You can’t act without intention

Intention organises your system in a particular direction, telling your supercomputer what’s important. Without intention you’d be pushed around by the currents of life.

That said, intention also sets up a trap that we can easily fall into. I want to teach you how to avoid that trap.

Take that tennis ball. In order for your body to move, you need to intend to hit it, otherwise it will just fly past you as you stand motionless.

However, the ‘quality’ of your intention really matters. If you force it too hard then you trigger self-interference. Your inner monologue will start trying to organise your legs and arms, all the while totally suppressing the supercomputer that ‘just does it’.

This sets up a paradox. How do you want something without wanting it so much that you trip over yourself? You set your intention and then let go of any need to achieve it. That ‘need’ is a kind of forcing that triggers self-interference. It’s the manifestation of your inner monologue not trusting your supercomputer to just hit the ball.

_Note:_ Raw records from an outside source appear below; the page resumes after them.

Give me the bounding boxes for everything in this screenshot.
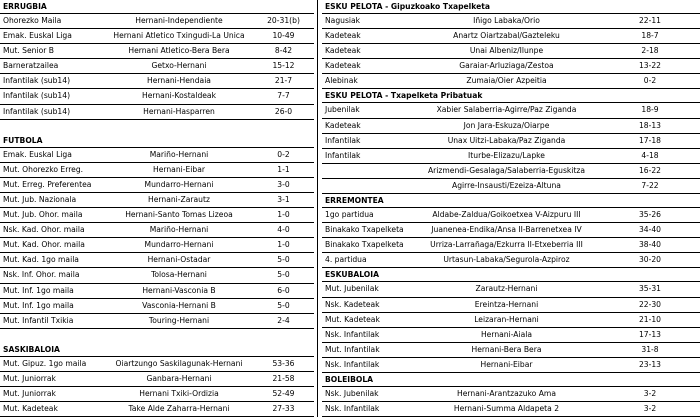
category-cell: Mut. Senior B: [3, 46, 54, 56]
score-cell: 21-58: [272, 373, 295, 383]
result-row: [0, 74, 314, 89]
match-cell: Leizaran-Hernani: [474, 314, 539, 324]
match-cell: Touring-Hernani: [148, 315, 210, 325]
match-cell: Ganbara-Hernani: [146, 373, 212, 383]
result-row: [322, 29, 700, 44]
result-row: [0, 238, 314, 253]
result-row: [322, 253, 700, 268]
score-cell: 3-2: [643, 388, 657, 398]
score-cell: 22-30: [638, 299, 662, 309]
score-cell: 5-0: [277, 255, 290, 265]
score-cell: 0-2: [277, 149, 290, 159]
score-cell: 15-12: [272, 61, 295, 71]
score-cell: 18-9: [641, 105, 659, 115]
match-cell: Hernani Txiki-Ordizia: [139, 388, 219, 398]
result-row: [322, 387, 700, 402]
score-cell: 3-0: [277, 179, 290, 189]
score-cell: 31-8: [641, 344, 659, 354]
match-cell: Arizmendi-Gesalaga/Salaberria-Eguskitza: [427, 165, 586, 175]
category-cell: Kadeteak: [325, 46, 361, 56]
category-cell: Binakako Txapelketa: [325, 240, 404, 250]
score-cell: 18-7: [641, 31, 659, 41]
category-cell: Infantilak: [325, 150, 361, 160]
score-cell: 1-0: [277, 210, 290, 220]
result-row: [0, 223, 314, 238]
match-cell: Mundarro-Hernani: [144, 179, 214, 189]
score-cell: 17-13: [638, 329, 662, 339]
result-row: [322, 119, 700, 134]
match-cell: Hernani-Arantzazuko Ama: [457, 388, 556, 398]
score-cell: 21-7: [274, 76, 293, 86]
match-cell: Hernani-Eibar: [480, 359, 533, 369]
result-row: [322, 298, 700, 313]
category-cell: Alebinak: [325, 76, 358, 86]
score-cell: 23-13: [638, 359, 662, 369]
match-cell: Hernani Atletico Txingudi-La Unica: [113, 31, 245, 41]
match-cell: Hernani-Bera Bera: [471, 344, 542, 354]
category-cell: Binakako Txapelketa: [325, 225, 404, 235]
category-cell: Nsk. Inf. Ohor. maila: [3, 270, 80, 280]
category-cell: [322, 179, 413, 193]
score-cell: 4-0: [277, 225, 290, 235]
match-cell: Getxo-Hernani: [151, 61, 207, 71]
score-cell: 13-22: [638, 61, 662, 71]
category-cell: Nsk. Infantilak: [325, 329, 380, 339]
category-cell: Mut. Jub. Nazionala: [3, 194, 77, 204]
category-cell: Mut. Inf. 1go maila: [3, 300, 74, 310]
match-cell: Agirre-Insausti/Ezeiza-Altuna: [452, 180, 561, 190]
result-row: [322, 358, 700, 373]
result-row: [322, 14, 700, 29]
category-cell: Mut. Erreg. Preferentea: [3, 179, 92, 189]
result-row: [0, 299, 314, 314]
score-cell: 4-18: [641, 150, 659, 160]
result-row: [0, 387, 314, 402]
category-cell: Infantilak: [325, 135, 361, 145]
score-cell: 7-22: [641, 180, 659, 190]
result-row: [0, 357, 314, 372]
score-cell: 27-33: [272, 404, 295, 414]
category-cell: Mut. Kad. Ohor. maila: [3, 240, 85, 250]
category-cell: Mut. Juniorrak: [3, 388, 56, 398]
result-row: [322, 44, 700, 59]
score-cell: 35-31: [638, 284, 662, 294]
score-cell: 3-2: [643, 404, 657, 414]
result-row: [322, 134, 700, 149]
category-cell: Mut. Kadeteak: [325, 314, 380, 324]
match-cell: Hernani-Independiente: [135, 16, 223, 25]
result-row: [0, 29, 314, 44]
score-cell: 6-0: [277, 285, 290, 295]
match-cell: Mariño-Hernani: [149, 149, 209, 159]
section-heading-erremontea: ERREMONTEA: [322, 194, 700, 208]
match-cell: Iturbe-Elizazu/Lapke: [468, 150, 545, 160]
category-cell: Mut. Infantil Txikia: [3, 315, 74, 325]
score-cell: 38-40: [638, 240, 662, 250]
match-cell: Zumaia/Oier Azpeitia: [466, 76, 547, 86]
match-cell: Tolosa-Hernani: [151, 270, 207, 280]
result-row: [0, 284, 314, 299]
category-cell: Kadeteak: [325, 31, 361, 41]
result-row: [322, 313, 700, 328]
score-cell: 7-7: [277, 91, 290, 101]
score-cell: 1-1: [277, 164, 290, 174]
section-heading-boleibola: BOLEIBOLA: [322, 373, 700, 387]
category-cell: Mut. Inf. 1go maila: [3, 285, 74, 295]
section-heading-eskubaloia: ESKUBALOIA: [322, 268, 700, 282]
category-cell: Mut. Jubenilak: [325, 284, 379, 294]
match-cell: Hernani-Santo Tomas Lizeoa: [125, 210, 233, 220]
match-cell: Hernani-Vasconia B: [142, 285, 216, 295]
section-heading-esku-pelota-gipuzkoako-txapelketa: ESKU PELOTA - Gipuzkoako Txapelketa: [322, 0, 700, 14]
score-cell: 52-49: [272, 388, 295, 398]
score-cell: 5-0: [277, 270, 290, 280]
match-cell: Oiartzungo Saskilagunak-Hernani: [115, 358, 243, 368]
category-cell: 4. partidua: [325, 255, 367, 265]
result-row: [322, 59, 700, 74]
category-cell: Nagusiak: [325, 16, 361, 25]
section-heading-saskibaloia: SASKIBALOIA: [0, 343, 314, 357]
result-row: [0, 372, 314, 387]
result-row: [0, 402, 314, 417]
score-cell: 10-49: [272, 31, 295, 41]
category-cell: Mut. Jub. Ohor. maila: [3, 210, 83, 220]
match-cell: Hernani Atletico-Bera Bera: [128, 46, 230, 56]
match-cell: Urtasun-Labaka/Segurola-Azpiroz: [443, 255, 570, 265]
score-cell: 1-0: [277, 240, 290, 250]
result-row: [0, 193, 314, 208]
section-spacer: [0, 120, 314, 134]
result-row: [322, 164, 700, 179]
match-cell: Hernani-Aiala: [480, 329, 533, 339]
category-cell: Mut. Gipuz. 1go maila: [3, 358, 87, 368]
result-row: [0, 163, 314, 178]
result-row: [0, 14, 314, 29]
score-cell: 22-11: [638, 16, 662, 25]
category-cell: Nsk. Kad. Ohor. maila: [3, 225, 85, 235]
category-cell: 1go partidua: [325, 210, 374, 220]
score-cell: 17-18: [638, 135, 662, 145]
score-cell: 18-13: [638, 120, 662, 130]
result-row: [322, 103, 700, 118]
match-cell: Mariño-Hernani: [149, 225, 209, 235]
category-cell: Nsk. Jubenilak: [325, 388, 379, 398]
match-cell: Juanenea-Endika/Ansa II-Barrenetxea IV: [431, 225, 582, 235]
match-cell: Hernani-Eibar: [152, 164, 205, 174]
match-cell: Garaiar-Arluziaga/Zestoa: [459, 61, 554, 71]
match-cell: Hernani-Summa Aldapeta 2: [453, 404, 560, 414]
score-cell: 35-26: [638, 210, 662, 220]
match-cell: Unax Uitzi-Labaka/Paz Ziganda: [447, 135, 566, 145]
category-cell: Nsk. Infantilak: [325, 359, 380, 369]
right-column: [322, 0, 700, 417]
category-cell: Emak. Euskal Liga: [3, 149, 72, 159]
category-cell: Nsk. Kadeteak: [325, 299, 380, 309]
result-row: [322, 149, 700, 164]
result-row: [322, 328, 700, 343]
result-row: [0, 59, 314, 74]
match-cell: Xabier Salaberria-Agirre/Paz Ziganda: [436, 105, 577, 115]
category-cell: Nsk. Infantilak: [325, 404, 380, 414]
result-row: [322, 223, 700, 238]
score-cell: 2-4: [277, 315, 290, 325]
result-row: [0, 268, 314, 283]
score-cell: 8-42: [274, 46, 293, 56]
category-cell: Kadeteak: [325, 61, 361, 71]
score-cell: 30-20: [638, 255, 662, 265]
result-row: [0, 178, 314, 193]
category-cell: Mut. Kadeteak: [3, 404, 58, 414]
result-row: [0, 208, 314, 223]
category-cell: [322, 164, 413, 178]
section-heading-errugbia: ERRUGBIA: [0, 0, 314, 14]
score-cell: 3-1: [277, 194, 290, 204]
category-cell: Mut. Juniorrak: [3, 373, 56, 383]
match-cell: Mundarro-Hernani: [144, 240, 214, 250]
category-cell: Infantilak (sub14): [3, 106, 71, 116]
score-cell: 53-36: [272, 358, 295, 368]
category-cell: Mut. Kad. 1go maila: [3, 255, 79, 265]
score-cell: 0-2: [643, 76, 657, 86]
match-cell: Iñigo Labaka/Orio: [473, 16, 540, 25]
category-cell: Kadeteak: [325, 120, 361, 130]
result-row: [322, 282, 700, 297]
result-row: [0, 314, 314, 329]
left-column: [0, 0, 314, 417]
score-cell: 20-31(b): [267, 16, 300, 25]
result-row: [322, 179, 700, 194]
result-row: [0, 105, 314, 120]
match-cell: Aldabe-Zaldua/Goikoetxea V-Aizpuru III: [432, 210, 581, 220]
category-cell: Mut. Infantilak: [325, 344, 380, 354]
match-cell: Hernani-Hasparren: [143, 106, 215, 116]
match-cell: Take Alde Zaharra-Hernani: [128, 404, 230, 414]
match-cell: Hernani-Hendaia: [147, 76, 211, 86]
result-row: [0, 89, 314, 104]
section-heading-esku-pelota-txapelketa-pribatuak: ESKU PELOTA - Txapelketa Pribatuak: [322, 89, 700, 103]
score-cell: 16-22: [638, 165, 662, 175]
column-divider: [317, 0, 318, 417]
match-cell: Hernani-Zarautz: [148, 194, 210, 204]
result-row: [322, 343, 700, 358]
score-cell: 5-0: [277, 300, 290, 310]
result-row: [322, 402, 700, 417]
score-cell: 21-10: [638, 314, 662, 324]
match-cell: Zarautz-Hernani: [475, 284, 538, 294]
category-cell: Infantilak (sub14): [3, 91, 71, 101]
category-cell: Ohorezko Maila: [3, 16, 62, 25]
result-row: [322, 238, 700, 253]
category-cell: Infantilak (sub14): [3, 76, 71, 86]
match-cell: Hernani-Ostadar: [147, 255, 211, 265]
result-row: [0, 148, 314, 163]
match-cell: Vasconia-Hernani B: [142, 300, 216, 310]
match-cell: Jon Jara-Eskuza/Oiarpe: [463, 120, 550, 130]
score-cell: 26-0: [274, 106, 293, 116]
result-row: [0, 44, 314, 59]
match-cell: Unai Albeniz/Ilunpe: [469, 46, 544, 56]
section-spacer: [0, 329, 314, 343]
category-cell: Emak. Euskal Liga: [3, 31, 72, 41]
match-cell: Hernani-Kostaldeak: [142, 91, 216, 101]
match-cell: Anartz Oiartzabal/Gazteleku: [453, 31, 560, 41]
category-cell: Barneratzailea: [3, 61, 59, 71]
category-cell: Mut. Ohorezko Erreg.: [3, 164, 84, 174]
result-row: [322, 74, 700, 89]
category-cell: Jubenilak: [325, 105, 360, 115]
match-cell: Urriza-Larrañaga/Ezkurra II-Etxeberria III: [430, 240, 583, 250]
result-row: [0, 253, 314, 268]
section-heading-futbola: FUTBOLA: [0, 134, 314, 148]
score-cell: 34-40: [638, 225, 662, 235]
match-cell: Ereintza-Hernani: [474, 299, 539, 309]
result-row: [322, 208, 700, 223]
score-cell: 2-18: [641, 46, 659, 56]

In my early Alexander Technique lessons, my teacher and I would spend entire lessons just playing catch. Like most people, I had been conditioned to care about catching the ball. I would beat myself up if I dropped it. It was afraid that I would look silly. I couldn’t stop myself from trying to catch the ball.

What I learned in lessons was that if I decided/intended to catch the ball, but at the same time was also perfectly okay with not catching it, then my hand would move out and catch the ball flawlessly. I wasn’t trying to second guess where to put my hand, I didn’t even have to break eye contact with my teacher to look at the ball, my supercomputer just did it.

So let me leave you with this. Where in life might you be ‘intending too hard’? See what it’s like to set the intention and then let go of any caring associated with the outcome.*

*This line of thinking may be uncomfortable for some people. That’s fine, just notice that you don’t like it. I only ask that you suspend disbelief for long enough to explore it.